With today’s rule, the CFPB implements standards in the Dodd Frank Act that will move the housing market toward more sustainable loans. These provisions were written to prevent the reappearance of unaffordable home loans like those that fueled the housing crisis and financial meltdown. However, portions of today’s rule should have been stronger, and the CFPB has put one very important question on the table for further comment, creating a risk of further slippage.


The statute calls on lenders to assess and verify borrowers’ ability to repay.
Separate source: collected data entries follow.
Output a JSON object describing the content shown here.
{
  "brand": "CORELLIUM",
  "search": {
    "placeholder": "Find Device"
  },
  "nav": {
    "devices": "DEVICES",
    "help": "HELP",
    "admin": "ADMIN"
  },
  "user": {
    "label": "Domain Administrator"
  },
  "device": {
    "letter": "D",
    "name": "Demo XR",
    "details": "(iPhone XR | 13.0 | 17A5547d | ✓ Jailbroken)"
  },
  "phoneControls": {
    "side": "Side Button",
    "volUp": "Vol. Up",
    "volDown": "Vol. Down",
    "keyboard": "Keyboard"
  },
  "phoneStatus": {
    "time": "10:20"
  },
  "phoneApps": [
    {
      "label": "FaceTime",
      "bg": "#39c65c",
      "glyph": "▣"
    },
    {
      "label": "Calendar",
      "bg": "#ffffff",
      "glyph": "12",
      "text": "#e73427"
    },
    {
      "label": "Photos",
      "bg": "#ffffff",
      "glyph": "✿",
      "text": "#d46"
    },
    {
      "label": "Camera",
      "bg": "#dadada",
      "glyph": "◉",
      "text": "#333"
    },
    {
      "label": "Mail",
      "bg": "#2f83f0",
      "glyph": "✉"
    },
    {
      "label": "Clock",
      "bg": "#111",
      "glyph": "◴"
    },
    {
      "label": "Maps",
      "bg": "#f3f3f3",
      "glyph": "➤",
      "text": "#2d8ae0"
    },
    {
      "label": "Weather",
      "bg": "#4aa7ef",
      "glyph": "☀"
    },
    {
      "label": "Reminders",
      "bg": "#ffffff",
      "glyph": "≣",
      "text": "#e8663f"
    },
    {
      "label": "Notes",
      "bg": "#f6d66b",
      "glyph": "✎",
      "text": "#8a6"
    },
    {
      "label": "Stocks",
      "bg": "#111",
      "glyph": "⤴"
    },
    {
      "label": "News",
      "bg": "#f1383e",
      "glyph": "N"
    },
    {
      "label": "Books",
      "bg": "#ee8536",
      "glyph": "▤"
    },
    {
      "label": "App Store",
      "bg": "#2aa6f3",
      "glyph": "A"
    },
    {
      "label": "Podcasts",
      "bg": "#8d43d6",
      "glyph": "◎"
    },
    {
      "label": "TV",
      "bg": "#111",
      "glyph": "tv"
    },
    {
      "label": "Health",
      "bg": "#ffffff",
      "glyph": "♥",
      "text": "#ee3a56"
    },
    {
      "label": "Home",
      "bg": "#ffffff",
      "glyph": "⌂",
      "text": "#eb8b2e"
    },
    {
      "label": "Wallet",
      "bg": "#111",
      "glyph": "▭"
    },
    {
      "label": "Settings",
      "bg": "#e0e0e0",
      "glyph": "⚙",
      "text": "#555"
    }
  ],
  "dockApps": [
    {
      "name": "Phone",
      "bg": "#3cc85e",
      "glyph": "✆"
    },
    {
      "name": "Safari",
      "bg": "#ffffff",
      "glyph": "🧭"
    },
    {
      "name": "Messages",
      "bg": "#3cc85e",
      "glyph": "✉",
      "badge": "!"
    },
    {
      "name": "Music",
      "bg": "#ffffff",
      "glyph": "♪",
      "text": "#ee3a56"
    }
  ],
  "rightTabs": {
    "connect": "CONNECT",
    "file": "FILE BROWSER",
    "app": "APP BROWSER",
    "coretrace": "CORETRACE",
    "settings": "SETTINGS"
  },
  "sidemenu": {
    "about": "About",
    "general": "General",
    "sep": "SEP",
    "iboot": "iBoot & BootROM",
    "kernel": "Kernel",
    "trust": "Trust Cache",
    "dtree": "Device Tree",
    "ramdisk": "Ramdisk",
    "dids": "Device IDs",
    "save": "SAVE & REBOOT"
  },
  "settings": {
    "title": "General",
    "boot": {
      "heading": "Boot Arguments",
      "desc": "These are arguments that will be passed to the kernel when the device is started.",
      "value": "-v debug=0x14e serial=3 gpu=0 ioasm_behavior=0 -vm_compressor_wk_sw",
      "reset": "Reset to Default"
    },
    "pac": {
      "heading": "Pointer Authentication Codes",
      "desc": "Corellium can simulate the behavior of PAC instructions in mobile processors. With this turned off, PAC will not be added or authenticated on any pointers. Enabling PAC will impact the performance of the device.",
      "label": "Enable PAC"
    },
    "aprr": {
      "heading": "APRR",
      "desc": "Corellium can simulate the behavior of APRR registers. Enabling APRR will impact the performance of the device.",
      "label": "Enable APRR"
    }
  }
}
It creates a category of safer loans, known as Qualified Mortgage or QM loans, with limits on points and fees and prohibitions on abusive loan structures, and these loans enjoy a degree of special protection against legal claims based on evidence that they were unaffordable at the time of issuance. Industry sought absolute immunity from such claims for QM loans – a safe harbor, in other words. AFR and our member organizations argued for, and believe the statute calls for, a rebuttable presumption of lender compliance with affordability rules – that is, a presumption that leaves room for a homeowner to seek redress if a loan was in fact demonstrably unaffordable. In the CFPB’s final rule, prime interest rate QM loans receive a full safe harbor, with the rebuttable presumption applying only to subprime QM loans. This provides protection on higher cost loans, but leaves other families who receive unaffordable loans with no ability to hold lenders accountable.
Other provisions of the rule set out the procedures and standards for homeowners to show that a loan was unaffordable. These provisions should have been clearer, eliminating unnecessary obstacles for homeowners seeking to show that loans were unaffordable.
While issuing the bulk of the rule today, the CFPB asked for further comment on the question of whether to count yield spread premiums (YSPs) when considering whether a loan satisfies the QM cap on total points and fees. In Dodd Frank, Congress explicitly required the setting of limits on YSP fees – broker fees that borrowers pay through higher interest rates on their loans. Such fees were a major problem during the lending boom, encouraging brokers to push unaffordable and overly expensive loans. The CFPB must absolutely count YSPs in determining whether a loan exceeds the QM cost threshold.
The upcoming servicing rule will addresses another key factor in the continuing housing crisis – mortgage servicing practices that mistreat homeowners and lead to unnecessary foreclosures. The CFPB servicing rules must correct these abuses, making it possible for homeowners to get mortgage modifications that allow them to pay their bills and stay in their homes.